Lesson 5: Adopting Agentic AI into the Organization
Turn strategic intent into an executable plan — covering resources, governance, change management, and organizational readiness.
- Plan Agent Initiatives — Define the people, data, and infrastructure requirements for an agentic project. Navigate model selection, token-cost estimation, and the build-vs.-buy decision. Establish KPIs and ROI benchmarks that give leadership a clear picture of expected value before development begins.
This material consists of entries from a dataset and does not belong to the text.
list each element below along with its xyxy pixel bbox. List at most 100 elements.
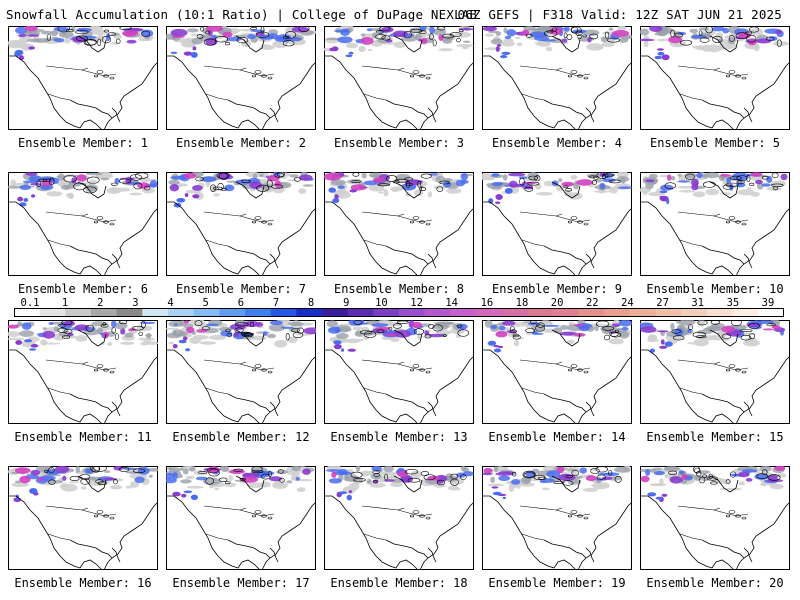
colorbar-swatch [219, 308, 246, 317]
colorbar-tick-label: 7 [273, 298, 279, 309]
ensemble-member-panel [640, 466, 790, 570]
ensemble-member-panel [166, 466, 316, 570]
ensemble-member-panel [8, 172, 158, 276]
snowfall-map [324, 466, 474, 570]
colorbar-swatch [604, 308, 631, 317]
snowfall-map [482, 172, 632, 276]
colorbar-legend: 0.1 1 2 3 4 5 6 7 8 9 10 12 14 16 18 20 22 24 27 31 35 39 [14, 298, 784, 318]
ensemble-member-label: Ensemble Member: 13 [330, 430, 468, 444]
colorbar-swatch [655, 308, 682, 317]
ensemble-member-panel [8, 26, 158, 130]
snow-accumulation-shading [640, 26, 789, 61]
colorbar-swatch [14, 308, 41, 317]
ensemble-member-panel [482, 320, 632, 424]
ensemble-member-label: Ensemble Member: 3 [333, 136, 465, 150]
ensemble-member-label: Ensemble Member: 16 [14, 576, 152, 590]
colorbar-tick-label: 9 [343, 298, 349, 309]
snow-accumulation-shading [326, 320, 468, 352]
colorbar-swatch [399, 308, 426, 317]
colorbar-swatch [168, 308, 195, 317]
colorbar-tick-label: 31 [691, 298, 704, 309]
snow-accumulation-shading [166, 26, 316, 58]
colorbar-tick-label: 14 [445, 298, 458, 309]
colorbar-tick-label: 8 [308, 298, 314, 309]
colorbar-swatch [347, 308, 374, 317]
snowfall-map [482, 26, 632, 130]
colorbar-svg: 0.1 1 2 3 4 5 6 7 8 9 10 12 14 16 18 20 22 24 27 31 35 39 [14, 298, 784, 317]
ensemble-member-label: Ensemble Member: 6 [17, 282, 149, 296]
snowfall-map [166, 26, 316, 130]
colorbar-swatch [450, 308, 477, 317]
colorbar-swatch [193, 308, 220, 317]
snowfall-map [640, 26, 790, 130]
colorbar-swatch [553, 308, 580, 317]
snowfall-map [8, 320, 158, 424]
snowfall-map [482, 320, 632, 424]
snowfall-map [8, 172, 158, 276]
colorbar-swatch [373, 308, 400, 317]
ensemble-member-panel [166, 320, 316, 424]
snowfall-map [166, 172, 316, 276]
snowfall-map [8, 26, 158, 130]
ensemble-member-label: Ensemble Member: 2 [175, 136, 307, 150]
colorbar-swatch [630, 308, 657, 317]
colorbar-tick-label: 22 [586, 298, 599, 309]
ensemble-member-panel [482, 26, 632, 130]
snow-accumulation-shading [482, 26, 632, 59]
colorbar-swatch [296, 308, 323, 317]
colorbar-swatch [578, 308, 605, 317]
ensemble-member-panel [324, 466, 474, 570]
colorbar-tick-label: 1 [62, 298, 68, 309]
ensemble-member-panel [324, 320, 474, 424]
ensemble-member-panel [640, 26, 790, 130]
colorbar-tick-label: 6 [238, 298, 244, 309]
ensemble-member-panel [640, 172, 790, 276]
colorbar-swatch [501, 308, 528, 317]
colorbar-swatch [116, 308, 143, 317]
colorbar-swatch [39, 308, 66, 317]
ensemble-member-panel [640, 320, 790, 424]
snowfall-map [482, 466, 632, 570]
ensemble-member-label: Ensemble Member: 5 [649, 136, 781, 150]
snowfall-map [640, 466, 790, 570]
colorbar-swatch [527, 308, 554, 317]
ensemble-member-panel [324, 26, 474, 130]
colorbar-swatch [681, 308, 708, 317]
snow-accumulation-shading [640, 172, 788, 205]
snowfall-map [640, 320, 790, 424]
colorbar-tick-label: 12 [410, 298, 423, 309]
colorbar-swatch [142, 308, 169, 317]
snowfall-map [324, 26, 474, 130]
colorbar-tick-label: 5 [203, 298, 209, 309]
ensemble-member-label: Ensemble Member: 19 [488, 576, 626, 590]
colorbar-tick-label: 10 [375, 298, 388, 309]
ensemble-member-label: Ensemble Member: 10 [646, 282, 784, 296]
ensemble-member-label: Ensemble Member: 11 [14, 430, 152, 444]
colorbar-swatch [732, 308, 759, 317]
colorbar-tick-label: 18 [516, 298, 529, 309]
snowfall-map [640, 172, 790, 276]
ensemble-member-label: Ensemble Member: 15 [646, 430, 784, 444]
ensemble-member-panel [8, 466, 158, 570]
ensemble-member-label: Ensemble Member: 20 [646, 576, 784, 590]
colorbar-swatch [270, 308, 297, 317]
ensemble-member-panel [482, 172, 632, 276]
snow-accumulation-shading [8, 172, 158, 207]
ensemble-member-panel [8, 320, 158, 424]
ensemble-member-label: Ensemble Member: 18 [330, 576, 468, 590]
ensemble-member-panel [166, 26, 316, 130]
colorbar-swatch [65, 308, 92, 317]
ensemble-member-label: Ensemble Member: 17 [172, 576, 310, 590]
colorbar-swatch [245, 308, 272, 317]
ensemble-member-label: Ensemble Member: 12 [172, 430, 310, 444]
colorbar-tick-label: 3 [132, 298, 138, 309]
colorbar-tick-label: 35 [727, 298, 740, 309]
ensemble-member-label: Ensemble Member: 8 [333, 282, 465, 296]
snow-accumulation-shading [325, 466, 474, 501]
colorbar-tick-label: 4 [167, 298, 173, 309]
snowfall-map [324, 320, 474, 424]
snowfall-map [166, 466, 316, 570]
colorbar-tick-label: 39 [762, 298, 775, 309]
snowfall-map [324, 172, 474, 276]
- Prepare the Organization for Agent Adoption — Build the governance frameworks and change-management processes that allow agentic AI to be introduced without disrupting operations. Address workforce impact honestly, develop policies for responsible deployment, and assess organizational readiness so that adoption proceeds at a pace the business can sustain.
Lesson 6: Preparing to Execute Agentic Strategy
Translate your analysis into a prioritized, communicable action plan that earns stakeholder confidence and sets implementation up for success.
- Prioritize Agent Workflows and Applications — Map short-term quick wins against longer-term strategic opportunities. Identify dependencies, plan phased rollouts, and produce a scored use-case list that guides where development resources should go first.
- Communicate Agent Strategy to Stakeholders — Tailor your message for executives, technical practitioners, and end users. Align on common objectives, set realistic expectations about timelines and outcomes, and build the organizational buy-in needed to move from planning to execution.